The foregoing right of first refusal shall remain in existence
notwithstanding its non-exercise in respect to any sale and shall
be binding upon Landlord's successors in title.
(b) Tenant's rights granted in (a) above shall be subject and
subordinate to any rights or options currently of record or those
existing in favor of Franchisor, pursuant to any Franchise
Agreements, if any, between Tenant and Franchisor.
12. USE; NONCOMPETE
(a) The use of the Premises shall be limited to operation of (i)
a single concept Arby's restaurant or a dual concept Arby's
restaurant operated concurrently with another nationally or
regionally recognized chain, or (ii) another nationally or
regionally recognized chain approved in writing by Landlord and
in accordance with such reasonable conditions the Landlord may
require to confirm the existence of a valid franchise agreement
and all required approvals necessary for a change in use.
(b) Tenant shall not own an interest in, or operate, an Arby's
Restaurant or another concept currently in operation on the
Premises within a one (1) mile radius of the Premises, unless
approved in writing by both Landlord and Franchisor, such
approval not to be unreasonably withheld by Landlord. Violation
of this covenant shall constitute a default hereunder and,
because the parties agree that damages would not be an adequate
remedy, Tenant hereby agrees that Landlord shall be entitled to
equitable relief, including injunctive relief and specific
performance in addition to any remedy available at law.
13. DEFAULT
(a) If any one or more of the following events occur, said event
or events shall hereby be referred to as a "Default":
(i) If Tenant fails to pay any additional rent, or any other
charges required hereunder or, at Landlord's option, under any
other lease or agreement with Landlord or an affiliate of
Landlord when same shall become due and payable, and such failure
continues for ten (10) days after written notice from Landlord.
(ii) If Tenant shall fail to perform or observe any term,
condition, covenant, agreement, or obligation of this Lease or,
at Landlord's option, any other lease or other agreement with
Landlord or an affiliate of Landlord, and such failure continues
for thirty (30) days after written notice from Landlord (except
that such thirty (30) day period shall be automatically extended
for such additional period of time as is reasonably necessary to
cure such Default, if such Default cannot be cured within such
period, provided Tenant is in the process of diligently curing
the same).
(iii) If any default or event of default shall occur and
remain uncured under any franchise agreement ("Franchise
Agreement") between Tenant and Franchisor following any cure
period applicable thereto and established in the Franchise
Agreement, or if such Franchise Agreement is terminated for any
reason; provided however, that upon such termination, Tenant
shall have a period of six (6) months within which to obtain a
new franchise agreement for operation of a nationally or
regionally recognized restaurant concept at the Premises, before
such default shall be actionable by Landlord. Notwithstanding
the foregoing, Tenant shall have the right to engage in good
faith disputes with Franchisor under the Franchise Agreement
without such dispute constituting a default under this Lease,
provided that such dispute shall not prevent Tenant from
performing its obligations under this Lease.

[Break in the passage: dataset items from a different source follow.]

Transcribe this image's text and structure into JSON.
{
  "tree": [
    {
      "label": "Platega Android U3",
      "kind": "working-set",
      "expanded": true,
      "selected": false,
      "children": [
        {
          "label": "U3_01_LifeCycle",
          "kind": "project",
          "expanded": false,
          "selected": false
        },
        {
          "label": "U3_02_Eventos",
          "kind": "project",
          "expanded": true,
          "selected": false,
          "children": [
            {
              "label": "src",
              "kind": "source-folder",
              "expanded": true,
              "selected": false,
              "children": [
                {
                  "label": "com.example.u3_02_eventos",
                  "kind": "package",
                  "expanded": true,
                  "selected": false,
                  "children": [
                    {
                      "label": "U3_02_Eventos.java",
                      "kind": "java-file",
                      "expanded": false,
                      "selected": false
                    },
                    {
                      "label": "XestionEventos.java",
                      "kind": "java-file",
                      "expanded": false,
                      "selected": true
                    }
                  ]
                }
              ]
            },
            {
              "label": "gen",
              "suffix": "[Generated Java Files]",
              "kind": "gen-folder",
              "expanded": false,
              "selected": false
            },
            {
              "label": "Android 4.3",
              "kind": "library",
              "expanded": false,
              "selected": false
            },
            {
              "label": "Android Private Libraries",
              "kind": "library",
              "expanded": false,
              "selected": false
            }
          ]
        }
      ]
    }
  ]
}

(iv) If Tenant fails to continuously operate its business within
the Premises except for temporary periods of closure caused by
casualty, or temporary and reasonable periods of remodeling, not
to exceed ninety (90) days in any Lease Year without first
obtaining Landlord's written approval.
(v) If Tenant shall make an assignment for the benefit of
creditors or file a petition, in any federal or state court, in
bankruptcy, reorganization, composition, or make an application
in any such proceedings for the appointment of a trustee or
receiver for all or any portion of its property.
(vi) If any petition shall be filed under federal or state law
against Tenant in any bankruptcy, reorganization, or insolvency
proceedings, and said proceedings shall not be dismissed or
vacated within thirty (30) days after such petition is filed.

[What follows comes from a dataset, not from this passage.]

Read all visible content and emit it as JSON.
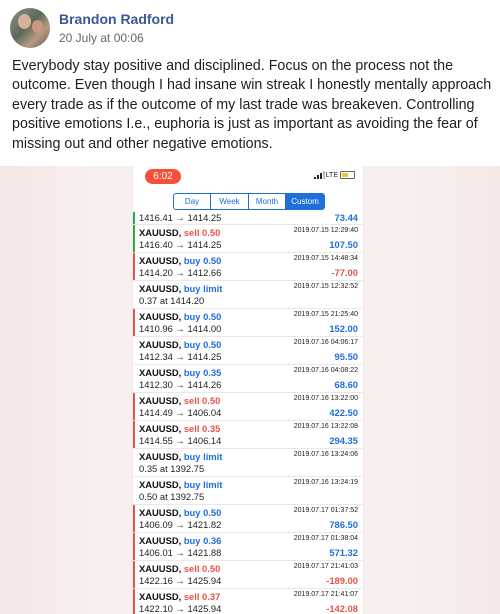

(vii) If a receiver or trustee shall be appointed under
federal or state law for Tenant, or any guarantor of Tenant's
obligations hereunder, for all or any portion of the property of
either of them, and such receivership or trusteeship shall not be
set aside within thirty (30) days after such appointment.
(b) Upon the happening of any one or more of the aforementioned
Defaults which are not cured within the cure period applicable
thereto, if any, Landlord shall have the right, in addition to
any other rights and remedies, to terminate this Lease by giving
written notice of same to Tenant. Upon such notice, this Lease
shall cease and expire, and Tenant shall surrender the Premises
to Landlord. Notwithstanding such termination, Tenant's
liability and obligation under all provisions of this Lease,
including the obligation to pay Rent and any and all other
amounts due hereunder shall survive and continue. In addition,
in the event of Tenant's Default under this Lease, Landlord may,
by notice to Tenant, accelerate the monthly installments of Rent
due hereunder for the remaining term of this Lease, in which
event such amount, together with any sums then in arrears, shall
immediately be due and payable to Landlord. In the event of such
acceleration, Landlord shall be entitled to recover from Tenant
(in addition to any other damages provided in this section) the
following: (1) the worth at the time of the award of twelve (12)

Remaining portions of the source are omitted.